March Secret Agent Contest #7

TITLE: Plagiarism
GENRE: Adult Thriller

In terms of cryptic instructions from an angelic presence, You need to be made a man had to be oddest. Skylos presumed it wanted him to lose his virginity.  Dutifully, he hobbled through the alleyways among closed business in downtown Los Angeles.  Was he in the right place to find a prostitute? You couldn’t Google those kinds of things from the library.

The wetsuit, green rubber gloves, and goggles had him sweating.  After rounding a corner he rested on the windowsill of a convenience store.  He discarded a shard of amber glass from his bare foot and wondered how many hours he’d been walking.  At least two.

He trudged on through the throbbing cramped muscles in his crippled left leg.  The angel had been adamant he complete the task. Above him a poorly illuminated street sign read Temple Street.  He recited the route back to the homeless shelter.

“Temple, San Pedro, Adams, Central, Sixth…” He swallowed after each word, doing his best not to stutter.

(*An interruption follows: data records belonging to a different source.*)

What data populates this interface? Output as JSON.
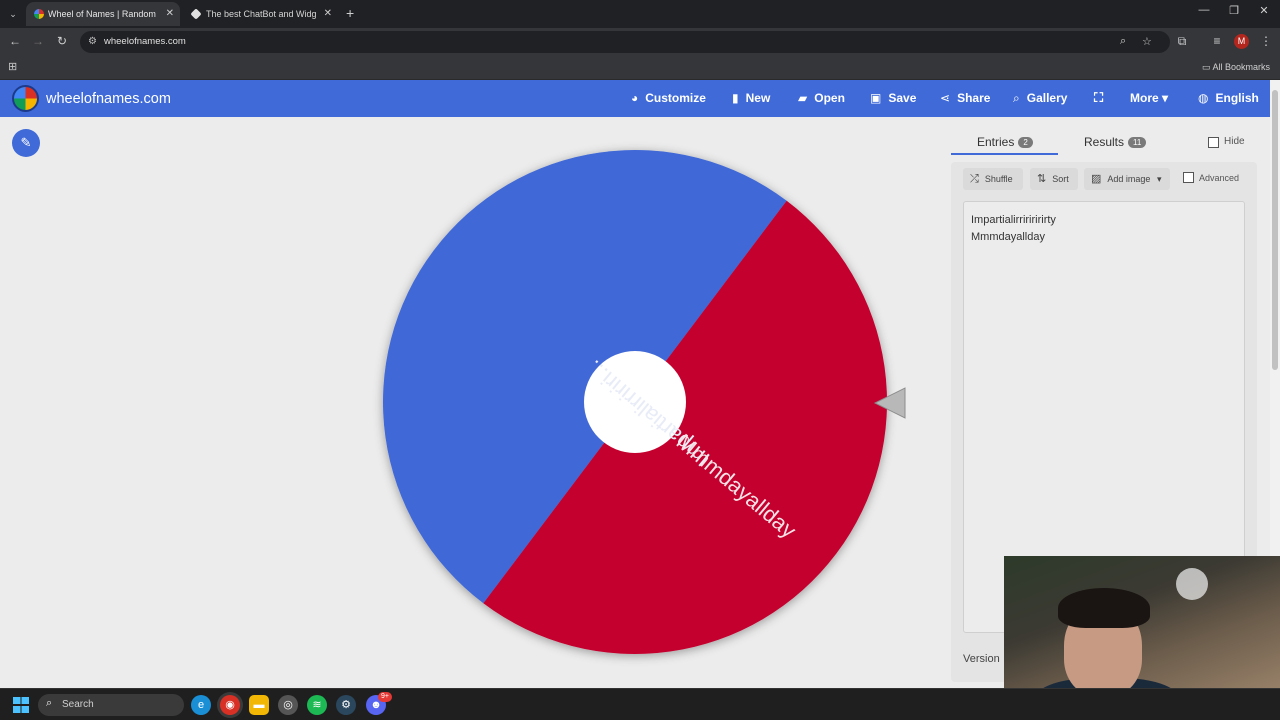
{
  "browser": {
    "tabs": [
      {
        "title": "Wheel of Names | Random nam",
        "active": true
      },
      {
        "title": "The best ChatBot and Widgets",
        "active": false
      }
    ],
    "new_tab": "+",
    "url": "wheelofnames.com",
    "profile_initial": "M",
    "bookmarks_label": "All Bookmarks"
  },
  "site": {
    "logo_text": "wheelofnames.com",
    "menu": [
      {
        "label": "Customize",
        "icon": "palette-icon",
        "glyph": "◕"
      },
      {
        "label": "New",
        "icon": "file-icon",
        "glyph": "▮"
      },
      {
        "label": "Open",
        "icon": "folder-icon",
        "glyph": "▰"
      },
      {
        "label": "Save",
        "icon": "save-icon",
        "glyph": "▣"
      },
      {
        "label": "Share",
        "icon": "share-icon",
        "glyph": "⋖"
      },
      {
        "label": "Gallery",
        "icon": "search-icon",
        "glyph": "⌕"
      },
      {
        "label": "",
        "icon": "fullscreen-icon",
        "glyph": "⛶"
      },
      {
        "label": "More",
        "icon": "chevron-down-icon",
        "glyph": "▾"
      },
      {
        "label": "English",
        "icon": "globe-icon",
        "glyph": "◍"
      }
    ]
  },
  "wheel": {
    "segments": [
      {
        "label": "Impartialirririri...",
        "color": "#3f68d6"
      },
      {
        "label": "Mmmdayallday",
        "color": "#c3002f"
      }
    ],
    "center_color": "#ffffff",
    "pointer_color": "#b8b8b8"
  },
  "panel": {
    "tabs": [
      {
        "label": "Entries",
        "count": "2"
      },
      {
        "label": "Results",
        "count": "11"
      }
    ],
    "hide_label": "Hide",
    "toolbar": {
      "shuffle": "Shuffle",
      "sort": "Sort",
      "add_image": "Add image",
      "advanced": "Advanced"
    },
    "entries": [
      "Impartialirririririrty",
      "Mmmdayallday"
    ],
    "version_label": "Version"
  },
  "taskbar": {
    "search_placeholder": "Search",
    "apps": [
      {
        "name": "edge-icon",
        "color": "#1a8fd6"
      },
      {
        "name": "chrome-icon",
        "color": "#d93025"
      },
      {
        "name": "file-explorer-icon",
        "color": "#f2b705"
      },
      {
        "name": "app-icon",
        "color": "#555555"
      },
      {
        "name": "spotify-icon",
        "color": "#1db954"
      },
      {
        "name": "steam-icon",
        "color": "#2a475e"
      },
      {
        "name": "discord-icon",
        "color": "#5865f2"
      }
    ],
    "discord_badge": "9+"
  }
}
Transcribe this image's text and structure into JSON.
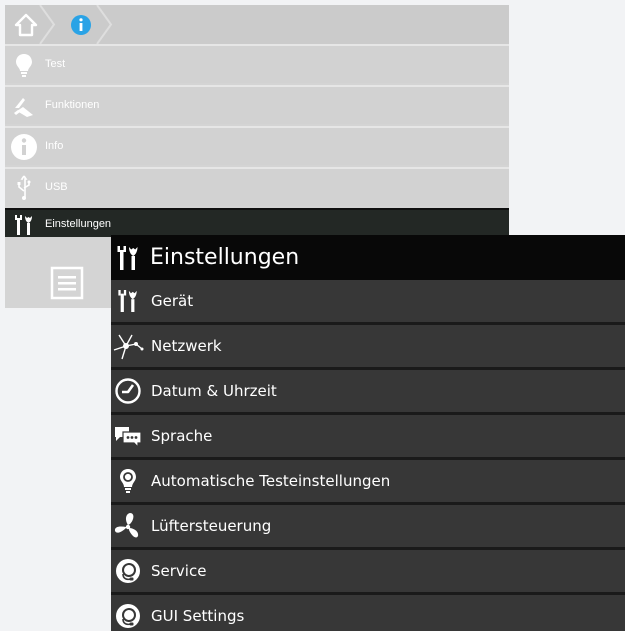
{
  "breadcrumb": {
    "home_icon": "home-icon",
    "info_icon": "info-icon"
  },
  "sidebar": {
    "items": [
      {
        "label": "Test",
        "icon": "lightbulb-icon"
      },
      {
        "label": "Funktionen",
        "icon": "functions-icon"
      },
      {
        "label": "Info",
        "icon": "info-icon"
      },
      {
        "label": "USB",
        "icon": "usb-icon"
      },
      {
        "label": "Einstellungen",
        "icon": "tools-icon",
        "active": true
      }
    ],
    "menu_icon": "menu-list-icon"
  },
  "settings": {
    "title": "Einstellungen",
    "items": [
      {
        "label": "Gerät",
        "icon": "tools-icon"
      },
      {
        "label": "Netzwerk",
        "icon": "network-icon"
      },
      {
        "label": "Datum & Uhrzeit",
        "icon": "clock-icon"
      },
      {
        "label": "Sprache",
        "icon": "chat-bubbles-icon"
      },
      {
        "label": "Automatische Testeinstellungen",
        "icon": "lightbulb-icon"
      },
      {
        "label": "Lüftersteuerung",
        "icon": "fan-icon"
      },
      {
        "label": "Service",
        "icon": "headset-icon"
      },
      {
        "label": "GUI Settings",
        "icon": "headset-icon"
      }
    ]
  },
  "colors": {
    "panel_bg": "#d4d4d4",
    "active_item_bg": "#232825",
    "window_bg": "#373737",
    "window_title_bg": "#080808",
    "breadcrumb_info": "#2aa3e6"
  }
}
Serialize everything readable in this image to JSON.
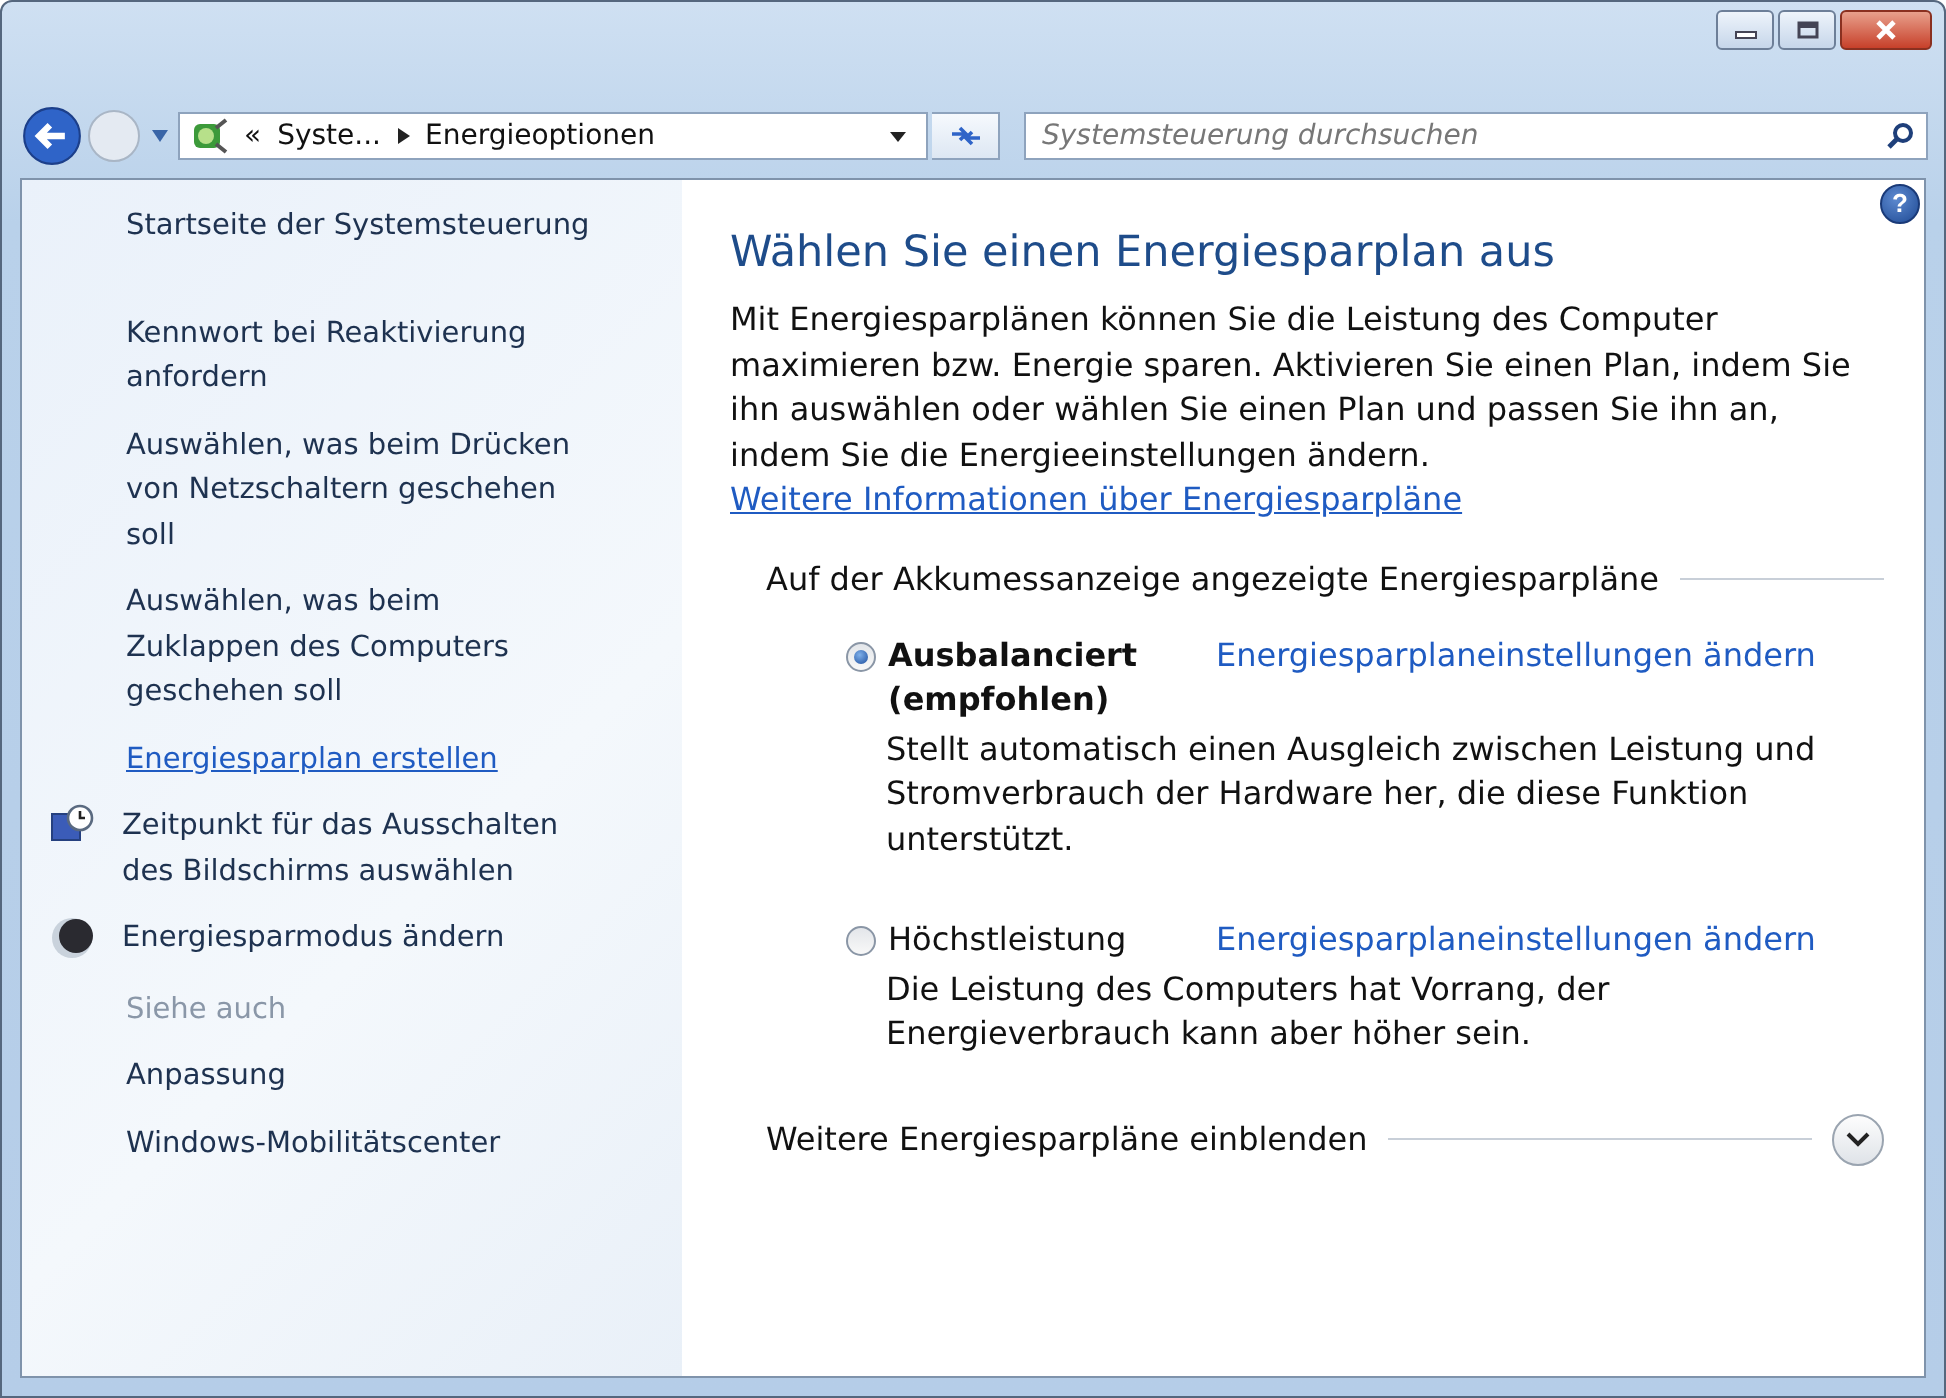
{
  "navigation": {
    "breadcrumb_overflow": "«",
    "breadcrumbs": [
      "Syste...",
      "Energieoptionen"
    ],
    "search": {
      "placeholder": "Systemsteuerung durchsuchen"
    }
  },
  "sidebar": {
    "items": [
      {
        "kind": "task",
        "label": "Startseite der Systemsteuerung"
      },
      {
        "kind": "task",
        "label": "Kennwort bei Reaktivierung anfordern"
      },
      {
        "kind": "task",
        "label": "Auswählen, was beim Drücken von Netzschaltern geschehen soll"
      },
      {
        "kind": "task",
        "label": "Auswählen, was beim Zuklappen des Computers geschehen soll"
      },
      {
        "kind": "link",
        "label": "Energiesparplan erstellen"
      },
      {
        "kind": "clock-task",
        "label": "Zeitpunkt für das Ausschalten des Bildschirms auswählen"
      },
      {
        "kind": "moon-task",
        "label": "Energiesparmodus ändern"
      },
      {
        "kind": "heading",
        "label": "Siehe auch"
      },
      {
        "kind": "task",
        "label": "Anpassung"
      },
      {
        "kind": "task",
        "label": "Windows-Mobilitätscenter"
      }
    ]
  },
  "main": {
    "help": "?",
    "title": "Wählen Sie einen Energiesparplan aus",
    "intro": "Mit Energiesparplänen können Sie die Leistung des Computer maximieren bzw. Energie sparen. Aktivieren Sie einen Plan, indem Sie ihn auswählen oder wählen Sie einen Plan und passen Sie ihn an, indem Sie die Energieeinstellungen ändern.",
    "intro_link": "Weitere Informationen über Energiesparpläne",
    "group_title": "Auf der Akkumessanzeige angezeigte Energiesparpläne",
    "plans": [
      {
        "name": "Ausbalanciert (empfohlen)",
        "selected": true,
        "settings_link": "Energiesparplaneinstellungen ändern",
        "description": "Stellt automatisch einen Ausgleich zwischen Leistung und Stromverbrauch der Hardware her, die diese Funktion unterstützt."
      },
      {
        "name": "Höchstleistung",
        "selected": false,
        "settings_link": "Energiesparplaneinstellungen ändern",
        "description": "Die Leistung des Computers hat Vorrang, der Energieverbrauch kann aber höher sein."
      }
    ],
    "more_plans": {
      "label": "Weitere Energiesparpläne einblenden",
      "expanded": false
    }
  }
}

"**** off!" yelled a voice ahead.  As a car’s tires squealed Skylos hurried to the corner.  Ahead a group of women waved their middle fingers and shouted.  He slicked his hair back with the rubber kitchen gloves and sprang forward, revitalized by the sight of them.  Wincing he jogged to their corner. The wetsuit clung tight to his lanky frame and creaked like a cricket as he walked. He held his head high, out of pride and necessity; the goggles covering his face had fogged from his shallow, panting breaths.

6 comments:

  1. It's hard being the first to comment, but I'll try my best to give some constructive criticism on this. I'm intrigued by the beginning. I'm feeling like it's more of a YA or Fantasy than an adult thriller, but I can't be sure at this point. I'd like more information about the MC. How old is Skylos? If he's thinking he needs to lose his virginity, I'd assume he's pretty young. There are a lot of unanswered questions - Why is he wearing a wetsuit? Who/what is the angelic presence that instructed him to become a man? These make me want to read more to find out. One line bothers me slightly, "You couldn't Google those kinds of things from the library." As a librarian, I know you don't need to go to the library to search Google. Maybe this could be rephrased simply to, "You couldn't Google those kind of things." Hope my comments helped. Best wishes to you.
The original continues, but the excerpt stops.